Demand-Induced Scarcity

This type of scarcity happens when consumer demand surpasses the available supply. It's a consumer-driven scenario where the desire for a product increases without a corresponding increase in its availability. Factors like an expanding customer base, consumer income growth, or preference shifts can spark these changes. A relevant example is the rising demand for electric vehicles, which could lead to a scarcity of specific components used in their batteries.

Supply-Induced Scarcity

Here, scarcity results from a reduction in supply while demand stays steady. Suppliers often drive this form of scarcity. For instance, a luxury doll maker discontinuing a product line creates scarcity since the demand for these dolls remains, increasing their perceived value. Environmental factors can also play a role, such as droughts or natural disasters reducing the availability of agricultural products or raw materials. The 2011 earthquake and tsunami in Japan significantly impacted the country's semiconductor manufacturing, which is a notable example. Supply-induced scarcity can be temporary or long-term, whether due to natural causes or deliberate decisions.

Structural Scarcity

Structural scarcity occurs when supply and demand are misaligned for certain groups but not others. This often stems from unequal access due to physical distance or financial limitations. For instance, the scarcity of authentic New York bagels in regions far from the U.S. East Coast results from geographical distance impacting availability. Financially, structural scarcity is evident when economically disadvantaged groups cannot afford essential products like clean drinking water. This type of scarcity highlights the disparities in accessibility among different populations.

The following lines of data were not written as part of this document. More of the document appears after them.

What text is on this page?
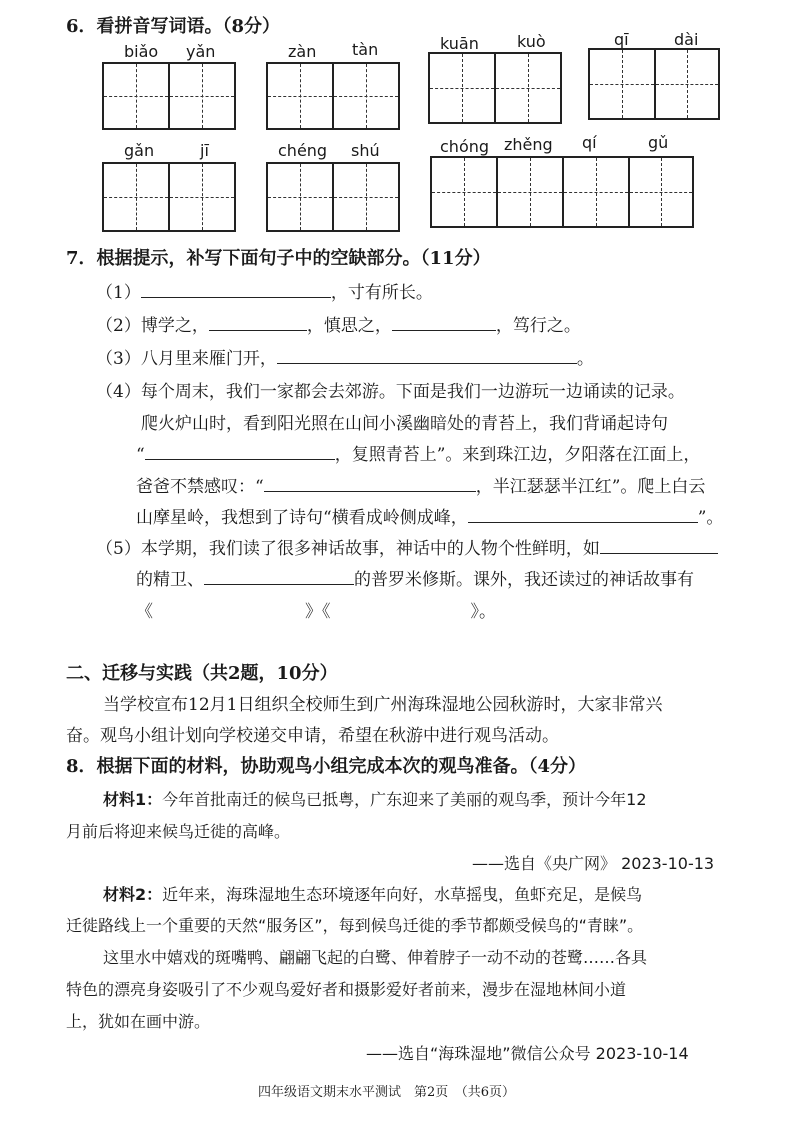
6．看拼音写词语。（8分）
biǎo yǎn	zàn tàn	kuān kuò	qī	dài
gǎn	jī	chéng shú	chóng zhěng qí	gǔ
7．根据提示，补写下面句子中的空缺部分。（11分）
（1）	，寸有所长。
（2）博学之，	，慎思之，	，笃行之。
（3）八月里来雁门开，	。
（4）每个周末，我们一家都会去郊游。下面是我们一边游玩一边诵读的记录。
爬火炉山时，看到阳光照在山间小溪幽暗处的青苔上，我们背诵起诗句
“	，复照青苔上”。来到珠江边，夕阳落在江面上，
爸爸不禁感叹：“	，半江瑟瑟半江红”。爬上白云
山摩星岭，我想到了诗句“横看成岭侧成峰，	”。
（5）本学期，我们读了很多神话故事，神话中的人物个性鲜明，如
的精卫、	的普罗米修斯。课外，我还读过的神话故事有
《	》《	》。
二、迁移与实践（共2题，10分）
当学校宣布12月1日组织全校师生到广州海珠湿地公园秋游时，大家非常兴
奋。观鸟小组计划向学校递交申请，希望在秋游中进行观鸟活动。
8．根据下面的材料，协助观鸟小组完成本次的观鸟准备。（4分）
材料1：今年首批南迁的候鸟已抵粤，广东迎来了美丽的观鸟季，预计今年12
月前后将迎来候鸟迁徙的高峰。
——选自《央广网》 2023-10-13
材料2：近年来，海珠湿地生态环境逐年向好，水草摇曳，鱼虾充足，是候鸟
迁徙路线上一个重要的天然“服务区”，每到候鸟迁徙的季节都颇受候鸟的“青睐”。
这里水中嬉戏的斑嘴鸭、翩翩飞起的白鹭、伸着脖子一动不动的苍鹭……各具
特色的漂亮身姿吸引了不少观鸟爱好者和摄影爱好者前来，漫步在湿地林间小道
上，犹如在画中游。
——选自“海珠湿地”微信公众号 2023-10-14
四年级语文期末水平测试　第2页　（共6页）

Business Example of Scarcity

Scarcity tactics are a common and effective strategy businesses use in their marketing efforts. These strategies, often subtle, are a staple in various industries. Here are some examples of scarcity in businesses to boost sales:

  • Travel and Hospitality: Travel companies frequently advertise how many times a room has been booked at a particular hotel within a day. This creates a sense of urgency and popularity around their offerings.
  • Airlines: Airlines often alert customers about the limited number of seats left on a flight, pushing potential travelers to book quickly to avoid missing out.
  • Online Retail: E-commerce sites display sold-out sizes or colors for products. This shows what's available and implies high demand for the items, suggesting they are popular and might sell out soon.
  • Advertising Tactics: Businesses use phrases like "while supplies last" in their advertisements to suggest a limited availability of products, encouraging quicker purchase decisions.
  • Seasonal Offerings: Coffee shops are known for creating seasonal, limited-time offerings, such as unique holiday flavors. These are available only for a short period, making them more desirable.
  • Urgency on Websites: Many websites include countdown timers for special deals or offers, creating a sense of urgency to act before the offer expires.
  • Stock Notifications: Businesses often announce when an item is "back in stock," subtly indicating to customers that the product is popular and had previously sold out, which can increase its appeal.

These examples showcase how businesses use the concept of actual or perceived scarcity to create a sense of urgency, exclusivity, or demand, ultimately driving sales.